Hipsters heartbroken to learn a moustache is not a personality trait
Cities all over the world can generally be divided across a compass – North is charming, West is bougie, East is hipster, South is a melting pot of chaos filled with hipsters who can’t afford to leave East.
It comes as no surprise that as the once hard to spot hipster has gravitated towards certain neighbourhoods, creating hubs of overpriced coffee shops and vintage clothing boutiques where you simply must spend extortionate amounts of money to look like an old man or adult child, the need to emphasise one’s individuality has taken on ever increasing desperate means.
There was the long hair, and when that wasn’t enough, we had the man bun, which quickly transitioned into a beard – or, if you were unique enough, both. But when that wouldn’t do, people began relying on their beards as more than just a conversation piece, transforming them into decorative ornaments by hanging baubles on them or weaving flowers into them to reflect an inner sensitivity.

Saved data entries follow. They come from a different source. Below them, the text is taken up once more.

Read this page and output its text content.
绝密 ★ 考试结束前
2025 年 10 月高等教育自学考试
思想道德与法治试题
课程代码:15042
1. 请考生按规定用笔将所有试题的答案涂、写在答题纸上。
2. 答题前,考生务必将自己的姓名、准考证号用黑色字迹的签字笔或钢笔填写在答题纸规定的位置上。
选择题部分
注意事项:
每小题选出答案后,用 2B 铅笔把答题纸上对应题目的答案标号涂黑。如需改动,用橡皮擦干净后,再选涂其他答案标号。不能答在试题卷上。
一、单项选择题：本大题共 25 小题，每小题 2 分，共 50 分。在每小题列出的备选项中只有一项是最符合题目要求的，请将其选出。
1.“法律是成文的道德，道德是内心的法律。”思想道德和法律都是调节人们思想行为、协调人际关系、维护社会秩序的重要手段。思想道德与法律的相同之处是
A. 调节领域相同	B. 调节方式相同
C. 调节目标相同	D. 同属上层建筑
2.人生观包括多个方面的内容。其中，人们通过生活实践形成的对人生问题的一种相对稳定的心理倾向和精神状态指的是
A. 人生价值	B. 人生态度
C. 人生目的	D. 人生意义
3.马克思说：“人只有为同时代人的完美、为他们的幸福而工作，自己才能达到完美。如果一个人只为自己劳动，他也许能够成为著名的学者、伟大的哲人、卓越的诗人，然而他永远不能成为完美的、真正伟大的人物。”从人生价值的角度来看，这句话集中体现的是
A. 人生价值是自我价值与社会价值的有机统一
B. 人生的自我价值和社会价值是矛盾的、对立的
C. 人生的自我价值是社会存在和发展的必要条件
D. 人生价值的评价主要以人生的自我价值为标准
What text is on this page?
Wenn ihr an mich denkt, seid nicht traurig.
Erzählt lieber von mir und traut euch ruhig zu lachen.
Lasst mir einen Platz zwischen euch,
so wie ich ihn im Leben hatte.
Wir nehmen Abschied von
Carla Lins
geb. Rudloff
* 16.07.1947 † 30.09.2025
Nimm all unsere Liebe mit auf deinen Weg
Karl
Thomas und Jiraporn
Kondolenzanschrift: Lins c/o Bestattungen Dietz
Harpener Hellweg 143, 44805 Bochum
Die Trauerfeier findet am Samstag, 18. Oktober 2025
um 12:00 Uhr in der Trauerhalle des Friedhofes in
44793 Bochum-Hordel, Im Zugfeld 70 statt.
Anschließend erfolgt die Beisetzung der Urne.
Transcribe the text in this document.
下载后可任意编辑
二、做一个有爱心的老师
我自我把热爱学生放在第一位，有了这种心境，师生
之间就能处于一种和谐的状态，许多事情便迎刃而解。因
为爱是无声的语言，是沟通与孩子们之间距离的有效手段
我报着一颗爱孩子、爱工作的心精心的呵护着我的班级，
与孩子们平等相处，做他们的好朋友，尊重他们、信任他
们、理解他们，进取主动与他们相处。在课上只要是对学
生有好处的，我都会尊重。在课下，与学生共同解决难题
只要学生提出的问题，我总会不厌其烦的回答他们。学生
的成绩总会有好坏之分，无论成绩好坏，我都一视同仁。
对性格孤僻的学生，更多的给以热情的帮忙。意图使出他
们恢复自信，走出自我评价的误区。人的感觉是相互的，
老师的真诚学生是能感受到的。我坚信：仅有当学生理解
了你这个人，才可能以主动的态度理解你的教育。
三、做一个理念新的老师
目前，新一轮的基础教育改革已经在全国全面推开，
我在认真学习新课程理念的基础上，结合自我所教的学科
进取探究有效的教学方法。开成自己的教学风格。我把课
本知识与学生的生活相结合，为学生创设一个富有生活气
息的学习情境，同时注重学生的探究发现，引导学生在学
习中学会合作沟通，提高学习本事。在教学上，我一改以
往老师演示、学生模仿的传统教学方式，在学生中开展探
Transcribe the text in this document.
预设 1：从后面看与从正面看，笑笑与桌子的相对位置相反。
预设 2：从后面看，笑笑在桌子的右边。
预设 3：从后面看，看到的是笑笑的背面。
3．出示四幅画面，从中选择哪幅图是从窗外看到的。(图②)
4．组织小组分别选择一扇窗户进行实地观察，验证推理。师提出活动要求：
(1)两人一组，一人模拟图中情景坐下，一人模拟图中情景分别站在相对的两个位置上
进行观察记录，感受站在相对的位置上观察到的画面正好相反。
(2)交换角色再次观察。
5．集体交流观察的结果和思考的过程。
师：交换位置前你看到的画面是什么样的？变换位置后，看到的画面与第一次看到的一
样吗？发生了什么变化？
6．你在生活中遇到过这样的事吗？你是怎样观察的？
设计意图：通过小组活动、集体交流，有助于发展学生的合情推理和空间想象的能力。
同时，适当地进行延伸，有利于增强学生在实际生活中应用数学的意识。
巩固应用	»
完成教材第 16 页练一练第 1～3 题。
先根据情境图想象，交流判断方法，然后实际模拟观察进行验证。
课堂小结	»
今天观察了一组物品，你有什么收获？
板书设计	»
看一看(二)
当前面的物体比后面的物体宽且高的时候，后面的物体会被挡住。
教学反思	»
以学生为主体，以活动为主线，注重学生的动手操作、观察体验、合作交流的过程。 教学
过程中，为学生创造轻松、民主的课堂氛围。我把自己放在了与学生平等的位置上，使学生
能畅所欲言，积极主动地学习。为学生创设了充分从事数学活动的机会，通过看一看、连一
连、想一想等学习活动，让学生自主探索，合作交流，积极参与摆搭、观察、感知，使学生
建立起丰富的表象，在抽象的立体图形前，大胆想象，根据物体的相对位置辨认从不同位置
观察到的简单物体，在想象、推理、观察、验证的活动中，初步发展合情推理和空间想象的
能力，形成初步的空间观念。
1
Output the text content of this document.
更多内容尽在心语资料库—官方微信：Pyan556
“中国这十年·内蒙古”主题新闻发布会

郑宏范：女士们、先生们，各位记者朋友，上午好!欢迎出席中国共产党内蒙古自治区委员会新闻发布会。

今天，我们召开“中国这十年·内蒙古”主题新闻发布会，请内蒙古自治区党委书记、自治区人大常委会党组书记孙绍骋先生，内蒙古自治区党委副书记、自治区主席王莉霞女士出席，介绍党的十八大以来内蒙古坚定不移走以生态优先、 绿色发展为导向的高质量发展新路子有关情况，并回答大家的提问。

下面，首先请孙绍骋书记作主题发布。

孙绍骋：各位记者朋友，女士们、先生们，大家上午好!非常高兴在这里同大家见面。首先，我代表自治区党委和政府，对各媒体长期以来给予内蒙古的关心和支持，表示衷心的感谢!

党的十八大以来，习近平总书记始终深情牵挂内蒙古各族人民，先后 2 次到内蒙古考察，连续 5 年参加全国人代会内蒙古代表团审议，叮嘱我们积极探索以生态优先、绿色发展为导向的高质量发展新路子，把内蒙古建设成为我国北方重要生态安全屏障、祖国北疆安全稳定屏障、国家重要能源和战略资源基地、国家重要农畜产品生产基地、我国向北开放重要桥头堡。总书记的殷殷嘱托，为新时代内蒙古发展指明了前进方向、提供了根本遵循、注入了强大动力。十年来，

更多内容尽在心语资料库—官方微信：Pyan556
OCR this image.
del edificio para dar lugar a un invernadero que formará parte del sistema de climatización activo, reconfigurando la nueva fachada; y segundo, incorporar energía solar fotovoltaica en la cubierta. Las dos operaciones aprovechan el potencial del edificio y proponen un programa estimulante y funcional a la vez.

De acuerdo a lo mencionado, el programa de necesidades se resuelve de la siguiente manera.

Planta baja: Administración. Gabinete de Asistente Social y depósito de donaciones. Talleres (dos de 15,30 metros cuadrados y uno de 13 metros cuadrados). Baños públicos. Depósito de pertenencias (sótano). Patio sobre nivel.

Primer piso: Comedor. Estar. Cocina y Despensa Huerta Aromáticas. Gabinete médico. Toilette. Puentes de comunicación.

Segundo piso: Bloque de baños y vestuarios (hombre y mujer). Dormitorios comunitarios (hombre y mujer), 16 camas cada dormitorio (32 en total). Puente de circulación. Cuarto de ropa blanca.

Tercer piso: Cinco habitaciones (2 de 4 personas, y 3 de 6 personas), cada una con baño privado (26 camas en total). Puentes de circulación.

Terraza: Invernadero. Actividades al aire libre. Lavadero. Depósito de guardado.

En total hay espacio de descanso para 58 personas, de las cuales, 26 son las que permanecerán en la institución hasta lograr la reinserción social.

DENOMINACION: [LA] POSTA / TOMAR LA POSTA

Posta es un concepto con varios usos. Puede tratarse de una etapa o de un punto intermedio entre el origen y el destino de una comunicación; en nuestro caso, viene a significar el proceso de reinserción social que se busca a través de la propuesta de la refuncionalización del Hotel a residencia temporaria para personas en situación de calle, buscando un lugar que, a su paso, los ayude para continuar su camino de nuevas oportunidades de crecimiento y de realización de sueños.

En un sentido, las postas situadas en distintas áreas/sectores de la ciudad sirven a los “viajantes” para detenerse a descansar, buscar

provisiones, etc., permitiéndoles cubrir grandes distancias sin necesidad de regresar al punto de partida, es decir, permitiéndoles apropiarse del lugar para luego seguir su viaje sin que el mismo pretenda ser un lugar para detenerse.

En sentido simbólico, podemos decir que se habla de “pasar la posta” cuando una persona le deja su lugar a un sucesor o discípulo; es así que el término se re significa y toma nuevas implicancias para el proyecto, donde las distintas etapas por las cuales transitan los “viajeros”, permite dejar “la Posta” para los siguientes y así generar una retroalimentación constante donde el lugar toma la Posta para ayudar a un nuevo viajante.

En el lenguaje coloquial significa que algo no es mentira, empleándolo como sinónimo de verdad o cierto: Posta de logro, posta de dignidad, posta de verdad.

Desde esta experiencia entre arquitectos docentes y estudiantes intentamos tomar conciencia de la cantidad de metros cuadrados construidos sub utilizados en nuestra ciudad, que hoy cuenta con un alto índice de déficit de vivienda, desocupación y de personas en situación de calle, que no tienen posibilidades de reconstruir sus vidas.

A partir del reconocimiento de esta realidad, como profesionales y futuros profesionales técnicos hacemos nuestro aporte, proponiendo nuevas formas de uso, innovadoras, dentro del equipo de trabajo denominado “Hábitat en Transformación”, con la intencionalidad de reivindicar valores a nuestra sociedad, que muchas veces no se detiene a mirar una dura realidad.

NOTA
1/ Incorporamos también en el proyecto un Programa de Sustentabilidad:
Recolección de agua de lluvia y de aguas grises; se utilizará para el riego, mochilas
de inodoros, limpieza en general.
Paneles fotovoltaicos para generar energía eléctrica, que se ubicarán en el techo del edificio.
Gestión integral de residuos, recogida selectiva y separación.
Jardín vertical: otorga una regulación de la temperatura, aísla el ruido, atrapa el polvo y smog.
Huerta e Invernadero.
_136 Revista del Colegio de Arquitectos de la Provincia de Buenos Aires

In the latest bid for the ‘I’m not like anyone else’ badge of honour, the beard as transformed into… the moustache. Seriously. Walk down the street and count.
Still, it is a representation not only of individualism, directly breaking away from the conventional beard, but is also a signal of commitment, character, art. And who doesn’t want to endlessly gaze at art, and talk about it, complimenting assumptions about the owner’s essence and substance and such culture that is so desperately lacking in the world, and yet, here it is, found delicately nestled above a top lip in a craft beer garden.
Men all over the East and Southside of cities however have been devastated to discover that as more and more people recognise the potential of the moustache, they are not the conversation starters they were hoping for – nor are they an adequate replacement for a personality, and the voyage to discovering what truly makes a person unique and not utterly unbearable to talk to continues on.